J.C. Penney Board Flap: A Lesson for Nonprofits!
By: Eugene Fram
The Penney board wanted to fire one its leading directors. The Wall Street Journal reported that the board “… accused him of breaching his board room duties by disclosing confidential information about the CEO search and financial condition.” The director, William Ackman, initially refused to resign. It was only after days of tense negotiations and details hammered out by lawyers that a resignation agreement was forged, finally ending the flap. *
What Nonprofit Boards Should Learn.
• It is difficult, if not impossible, to dismiss an elected director even if he or she commits an egregious act similar that executed by Ackerman. Some nonprofits believe if a director violates the attendance regulation cited in many bylaws or other bylaw regulations, the board majority can unilaterally dismiss a director. Before taking such a step, the board should review the action with its legal counsel, since state laws vary greatly.

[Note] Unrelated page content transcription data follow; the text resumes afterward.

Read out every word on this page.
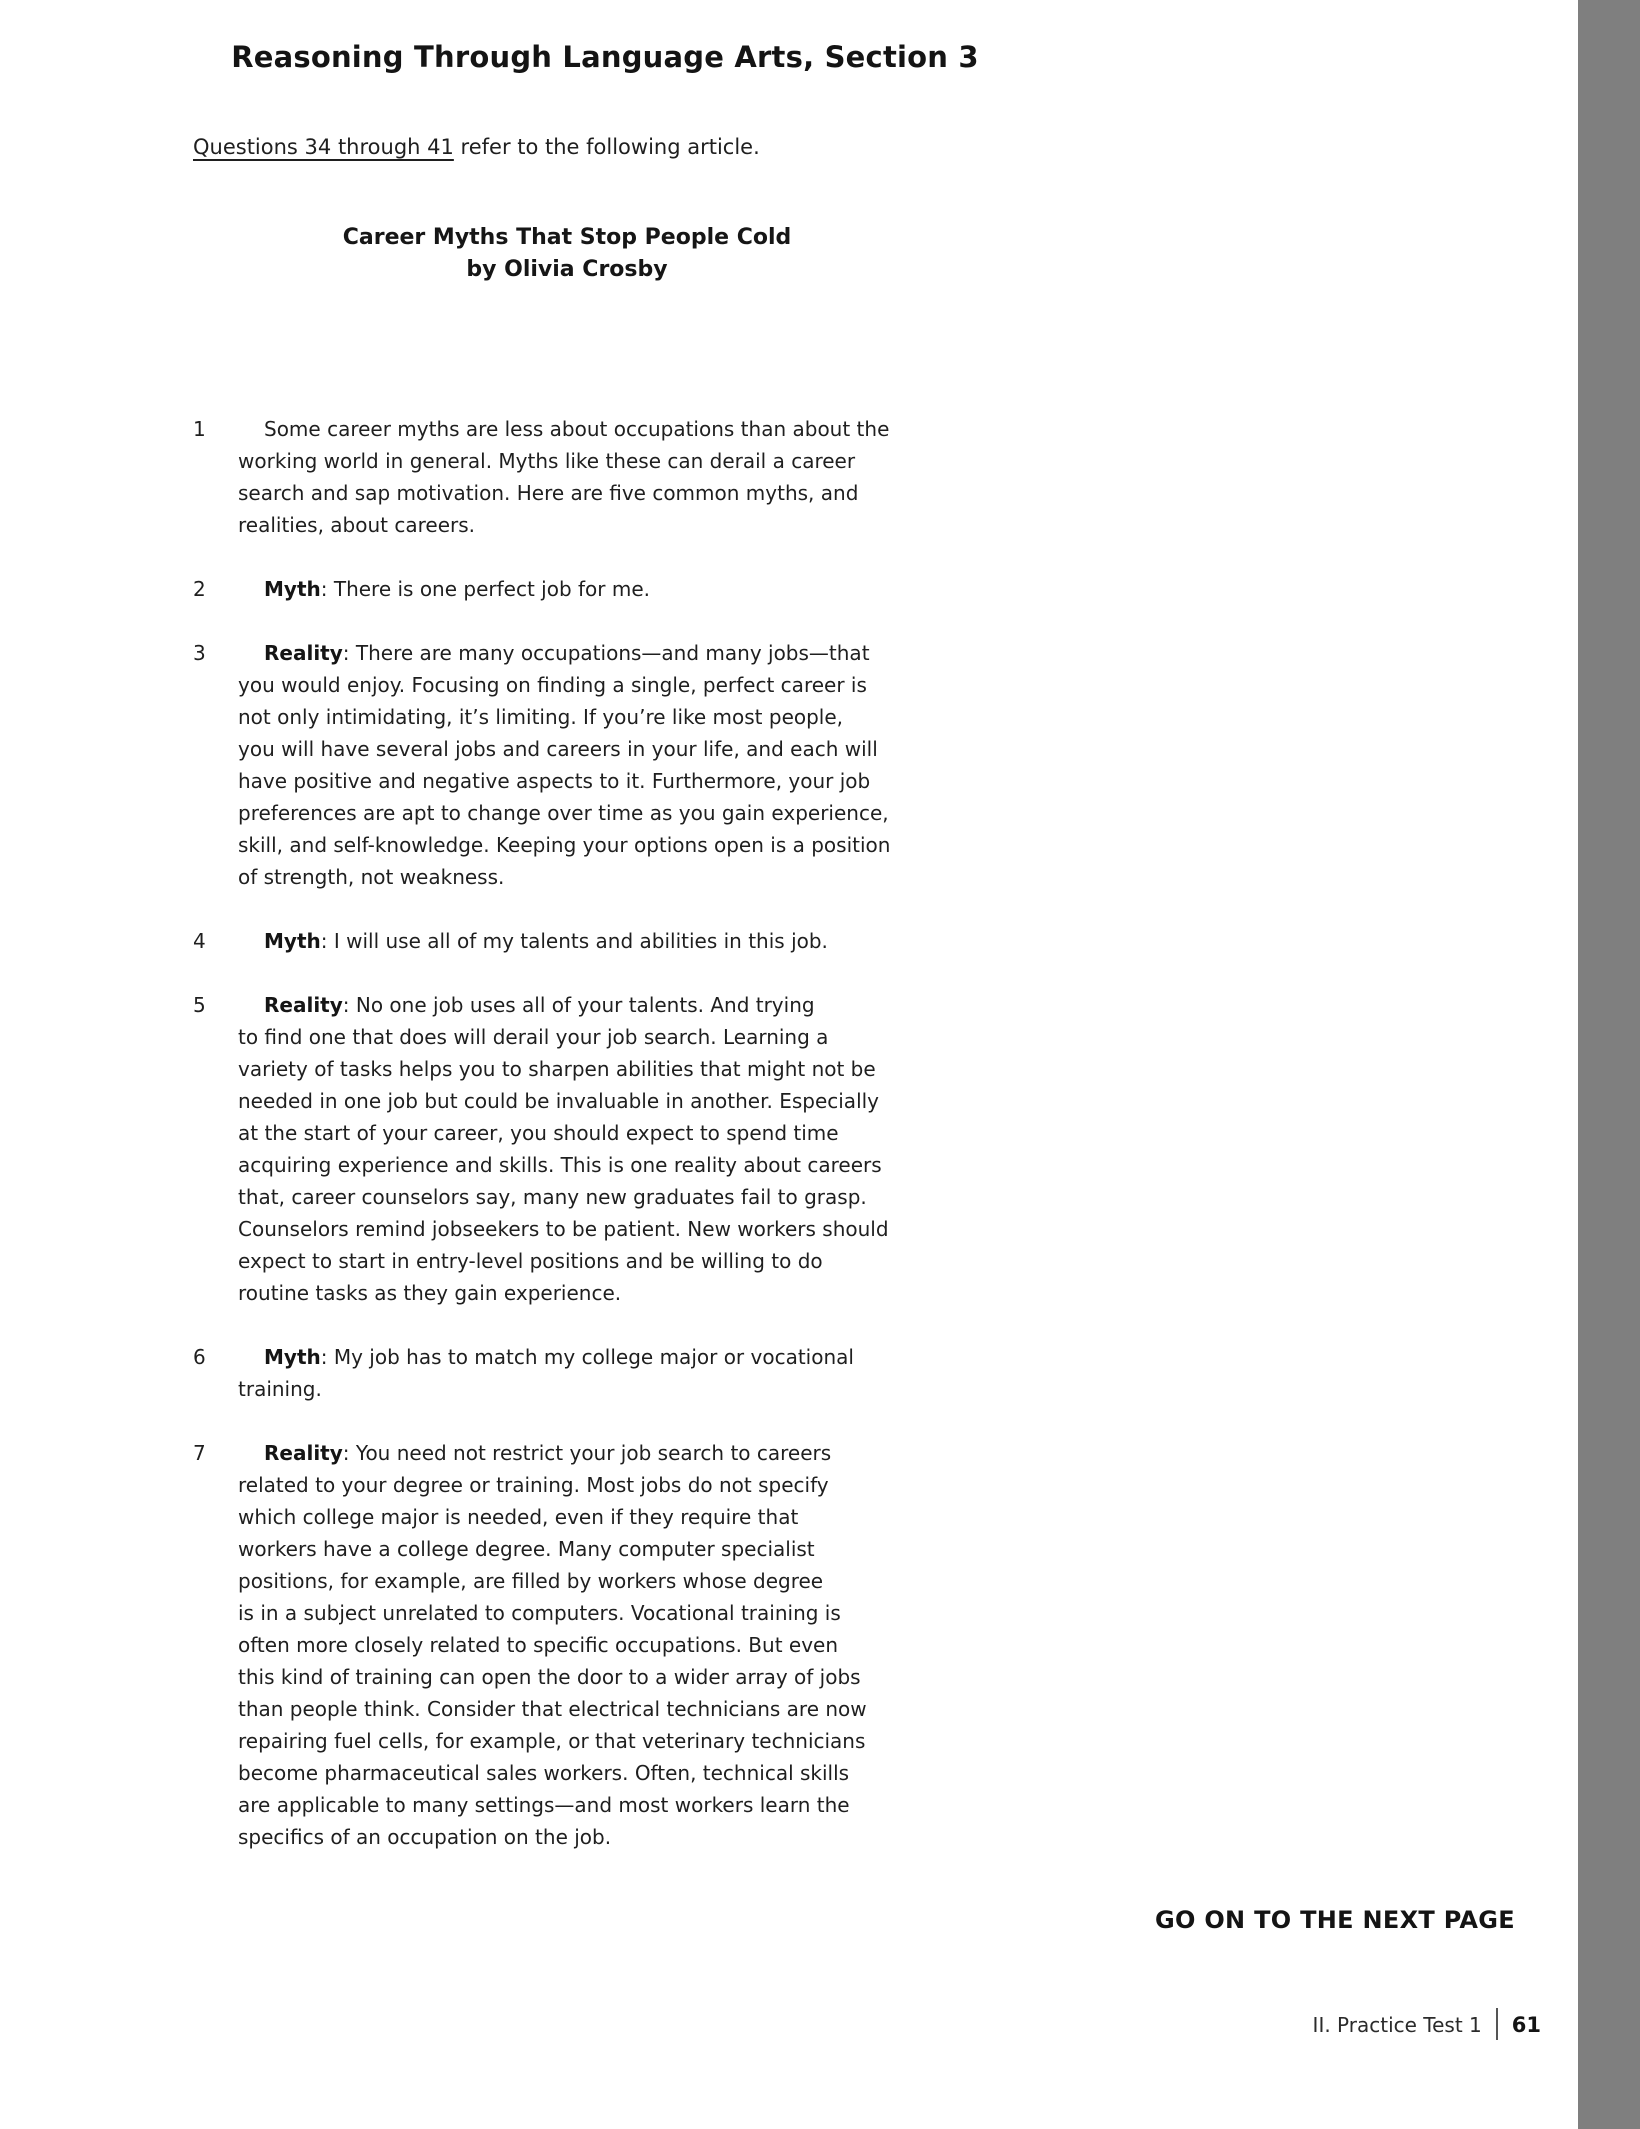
Reasoning Through Language Arts, Section 3

Questions 34 through 41 refer to the following article.

Career Myths That Stop People Cold
by Olivia Crosby
1	Some career myths are less about occupations than about the
working world in general. Myths like these can derail a career
search and sap motivation. Here are five common myths, and
realities, about careers.
2	Myth: There is one perfect job for me.
3	Reality: There are many occupations—and many jobs—that
you would enjoy. Focusing on finding a single, perfect career is
not only intimidating, it’s limiting. If you’re like most people,
you will have several jobs and careers in your life, and each will
have positive and negative aspects to it. Furthermore, your job
preferences are apt to change over time as you gain experience,
skill, and self-knowledge. Keeping your options open is a position
of strength, not weakness.
4	Myth: I will use all of my talents and abilities in this job.
5	Reality: No one job uses all of your talents. And trying
to find one that does will derail your job search. Learning a
variety of tasks helps you to sharpen abilities that might not be
needed in one job but could be invaluable in another. Especially
at the start of your career, you should expect to spend time
acquiring experience and skills. This is one reality about careers
that, career counselors say, many new graduates fail to grasp.
Counselors remind jobseekers to be patient. New workers should
expect to start in entry-level positions and be willing to do
routine tasks as they gain experience.
6	Myth: My job has to match my college major or vocational
training.
7	Reality: You need not restrict your job search to careers
related to your degree or training. Most jobs do not specify
which college major is needed, even if they require that
workers have a college degree. Many computer specialist
positions, for example, are filled by workers whose degree
is in a subject unrelated to computers. Vocational training is
often more closely related to specific occupations. But even
this kind of training can open the door to a wider array of jobs
than people think. Consider that electrical technicians are now
repairing fuel cells, for example, or that veterinary technicians
become pharmaceutical sales workers. Often, technical skills
are applicable to many settings—and most workers learn the
specifics of an occupation on the job.
GO ON TO THE NEXT PAGE
II. Practice Test 1 61
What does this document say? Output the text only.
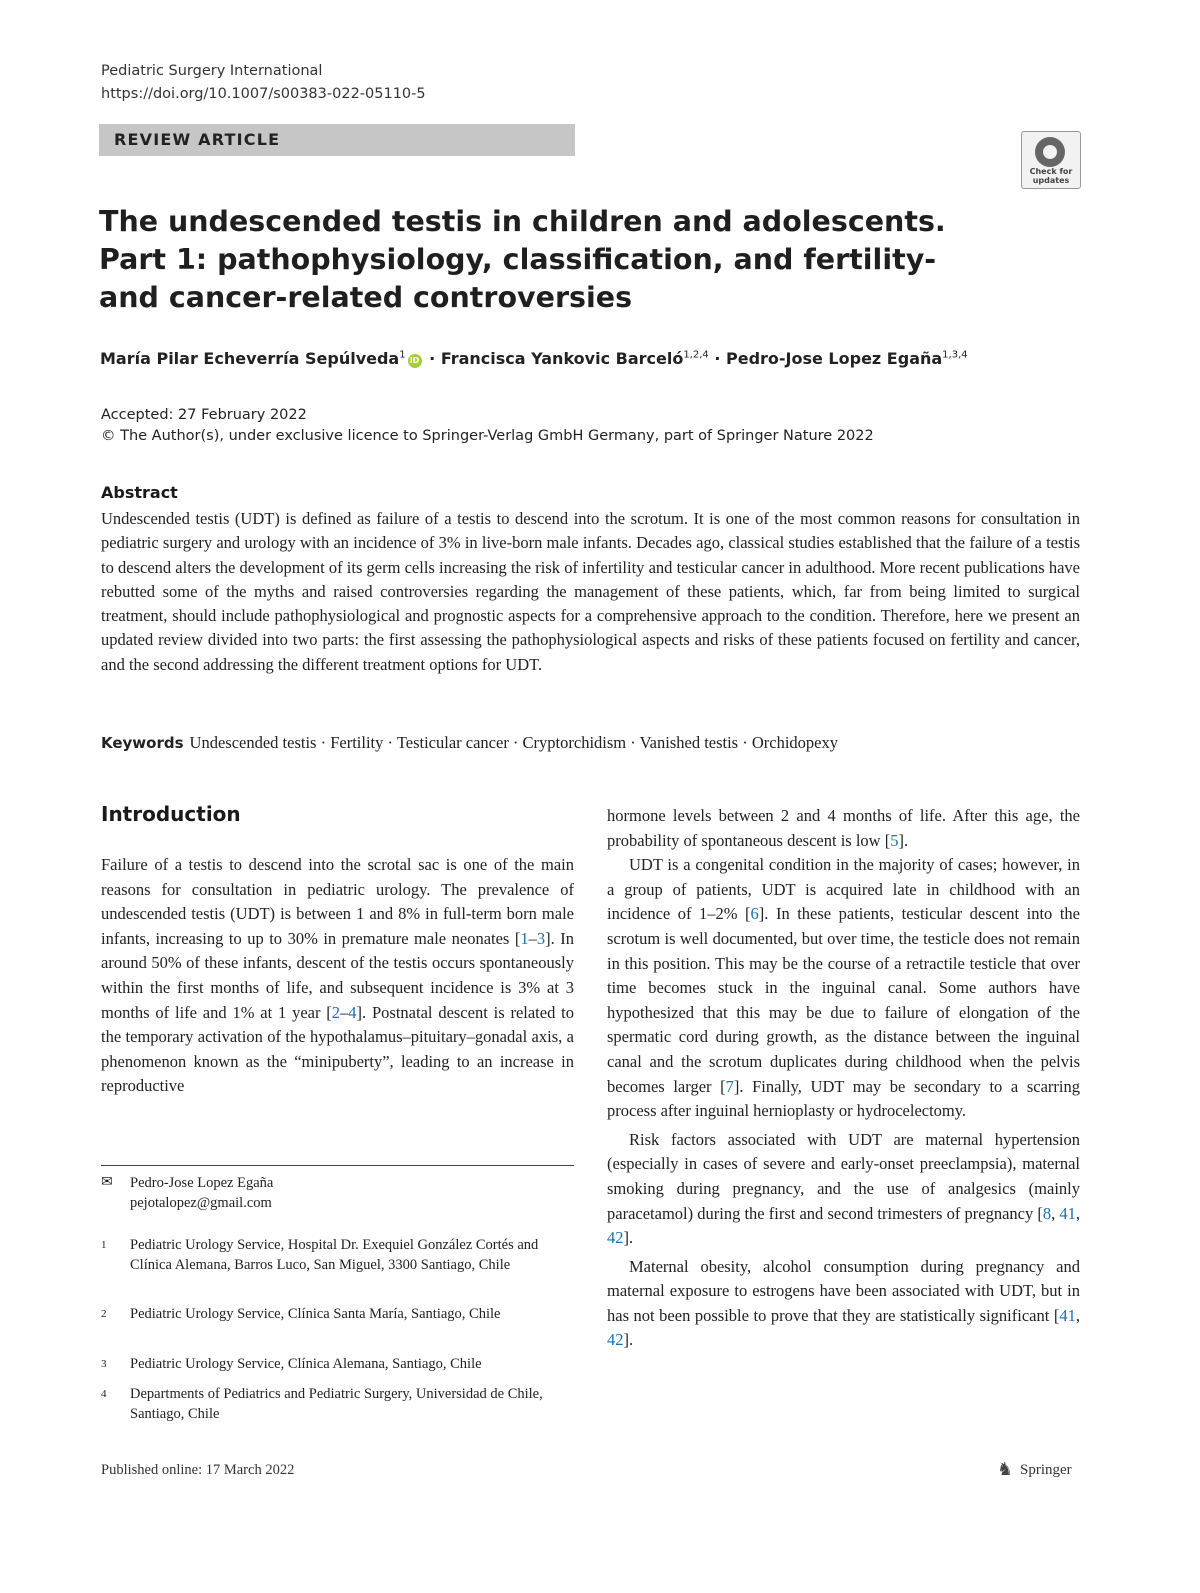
Pediatric Surgery International
https://doi.org/10.1007/s00383-022-05110-5
REVIEW ARTICLE
Check for
updates
The undescended testis in children and adolescents. Part 1: pathophysiology, classification, and fertility- and cancer-related controversies
María Pilar Echeverría Sepúlveda$^1$ iD · Francisca Yankovic Barceló$^{1,2,4}$ · Pedro-Jose Lopez Egaña$^{1,3,4}$
Accepted: 27 February 2022
© The Author(s), under exclusive licence to Springer-Verlag GmbH Germany, part of Springer Nature 2022
Abstract
Undescended testis (UDT) is defined as failure of a testis to descend into the scrotum. It is one of the most common reasons for consultation in pediatric surgery and urology with an incidence of 3% in live-born male infants. Decades ago, classical studies established that the failure of a testis to descend alters the development of its germ cells increasing the risk of infertility and testicular cancer in adulthood. More recent publications have rebutted some of the myths and raised controversies regarding the management of these patients, which, far from being limited to surgical treatment, should include pathophysiological and prognostic aspects for a comprehensive approach to the condition. Therefore, here we present an updated review divided into two parts: the first assessing the pathophysiological aspects and risks of these patients focused on fertility and cancer, and the second addressing the different treatment options for UDT.
Keywords Undescended testis · Fertility · Testicular cancer · Cryptorchidism · Vanished testis · Orchidopexy
Introduction

Failure of a testis to descend into the scrotal sac is one of the main reasons for consultation in pediatric urology. The prevalence of undescended testis (UDT) is between 1 and 8% in full-term born male infants, increasing to up to 30% in premature male neonates [1–3]. In around 50% of these infants, descent of the testis occurs spontaneously within the first months of life, and subsequent incidence is 3% at 3 months of life and 1% at 1 year [2–4]. Postnatal descent is related to the temporary activation of the hypothalamus–pituitary–gonadal axis, a phenomenon known as the “minipuberty”, leading to an increase in reproductive

hormone levels between 2 and 4 months of life. After this age, the probability of spontaneous descent is low [5].

UDT is a congenital condition in the majority of cases; however, in a group of patients, UDT is acquired late in childhood with an incidence of 1–2% [6]. In these patients, testicular descent into the scrotum is well documented, but over time, the testicle does not remain in this position. This may be the course of a retractile testicle that over time becomes stuck in the inguinal canal. Some authors have hypothesized that this may be due to failure of elongation of the spermatic cord during growth, as the distance between the inguinal canal and the scrotum duplicates during childhood when the pelvis becomes larger [7]. Finally, UDT may be secondary to a scarring process after inguinal hernioplasty or hydrocelectomy.

Risk factors associated with UDT are maternal hypertension (especially in cases of severe and early-onset preeclampsia), maternal smoking during pregnancy, and the use of analgesics (mainly paracetamol) during the first and second trimesters of pregnancy [8, 41, 42].

Maternal obesity, alcohol consumption during pregnancy and maternal exposure to estrogens have been associated with UDT, but in has not been possible to prove that they are statistically significant [41, 42].

✉ Pedro-Jose Lopez Egaña
pejotalopez@gmail.com
1 Pediatric Urology Service, Hospital Dr. Exequiel González Cortés and Clínica Alemana, Barros Luco, San Miguel, 3300 Santiago, Chile
2 Pediatric Urology Service, Clínica Santa María, Santiago, Chile
3 Pediatric Urology Service, Clínica Alemana, Santiago, Chile
4 Departments of Pediatrics and Pediatric Surgery, Universidad de Chile, Santiago, Chile
Published online: 17 March 2022	♞ Springer
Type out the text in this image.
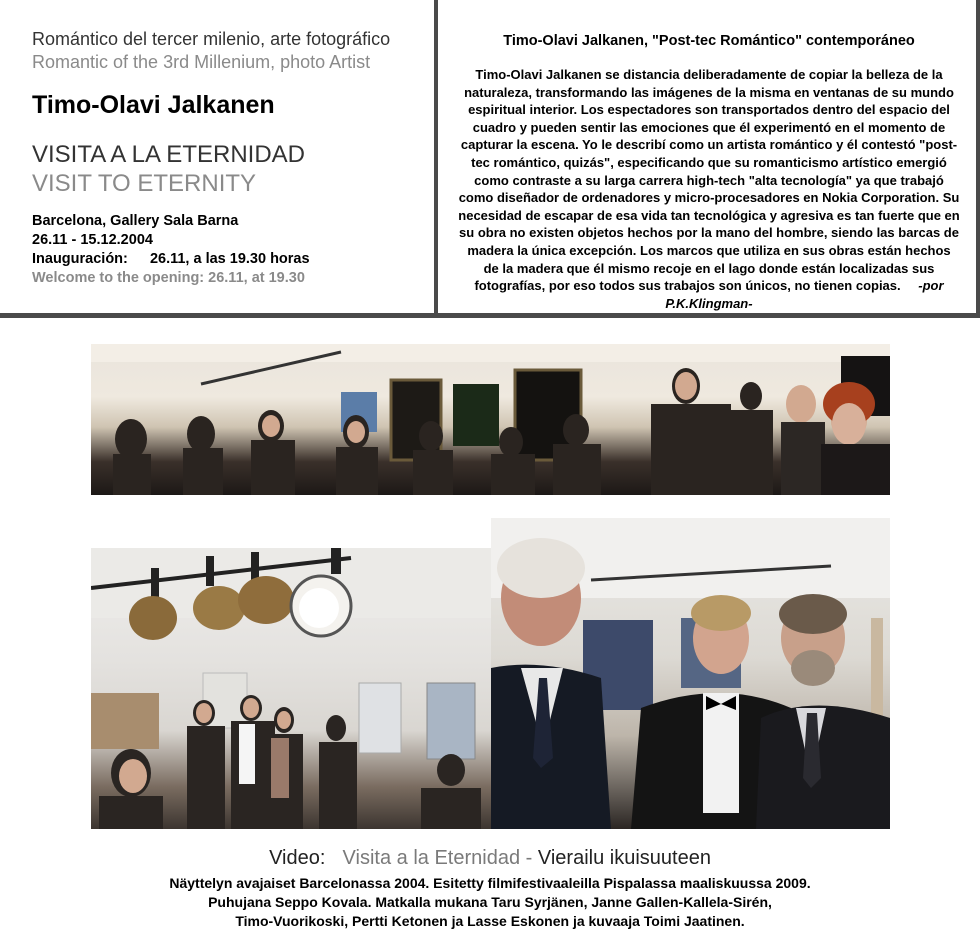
Romántico del tercer milenio, arte fotográfico
Romantic of the 3rd Millenium, photo Artist
Timo-Olavi Jalkanen
VISITA A LA ETERNIDAD
VISIT TO ETERNITY
Barcelona, Gallery Sala Barna
26.11 - 15.12.2004
Inauguración: 26.11, a las 19.30 horas
Welcome to the opening: 26.11, at 19.30
Timo-Olavi Jalkanen, "Post-tec Romántico" contemporáneo
Timo-Olavi Jalkanen se distancia deliberadamente de copiar la belleza de la naturaleza, transformando las imágenes de la misma en ventanas de su mundo espiritual interior. Los espectadores son transportados dentro del espacio del cuadro y pueden sentir las emociones que él experimentó en el momento de capturar la escena. Yo le describí como un artista romántico y él contestó "post-tec romántico, quizás", especificando que su romanticismo artístico emergió como contraste a su larga carrera high-tech "alta tecnología" ya que trabajó como diseñador de ordenadores y micro-procesadores en Nokia Corporation. Su necesidad de escapar de esa vida tan tecnológica y agresiva es tan fuerte que en su obra no existen objetos hechos por la mano del hombre, siendo las barcas de madera la única excepción. Los marcos que utiliza en sus obras están hechos de la madera que él mismo recoje en el lago donde están localizadas sus fotografías, por eso todos sus trabajos son únicos, no tienen copias. -por P.K.Klingman-
Video: Visita a la Eternidad - Vierailu ikuisuuteen
Näyttelyn avajaiset Barcelonassa 2004. Esitetty filmifestivaaleilla Pispalassa maaliskuussa 2009.
Puhujana Seppo Kovala. Matkalla mukana Taru Syrjänen, Janne Gallen-Kallela-Sirén,
Timo-Vuorikoski, Pertti Ketonen ja Lasse Eskonen ja kuvaaja Toimi Jaatinen.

• In the Ackman case, the Penney board, with its huge legal power, could only wait until his elected term was over before refusing to reelect him. Such an occurrence in the nonprofit environment would significantly impact the organization’s reputation. Penney’s stock dropped 3.7% when the resignation was announced. While the nonprofit’s reputation can’t be measured in such a quantitative manner, it needs to plan to take protective PR actions should it find itself in such a difficult position, such as the Penney case.
• My experience with a similar situation occurred when a director did not attend board meeting but refused to resign. In such a case, it is likely the board will be divided into three groups. One group will find a rationale for retaining the director, although he/she is not attending meetings.** A second group will want to directly or indirectly pressure the director to resign; the obligation is clearly established in the bylaws. The third group, although understanding the need for the resignation and abandoning ethical considerations, will chose to do nothing, fearing the perceived conflict will impact staff performance and significantly harm to the organization’s professional reputation as well as the board’s image.
What can a nonprofit board do to avoid, on a smaller scale, the problem that has afflicted the Penney board?
• Selected and vet potential board candidates carefully.
• Clearly define the director’s responsibilities at the outset.
• Get lucky! There can be a wide chasm between what volunteers promise to do and what they actually do. Unlike Ackerman, who has a substantial investment in Penney, the volunteer can only potentially suffer a modest reputational loss.
*Suzanne Kapner, Emily Glazer and Joann S. Lubin (2013)
“Ackman Resigns From J.C. Penney Board,” The Wall Street
Journal, August 13th.
** In this case, the director had made a substantial financial contribution.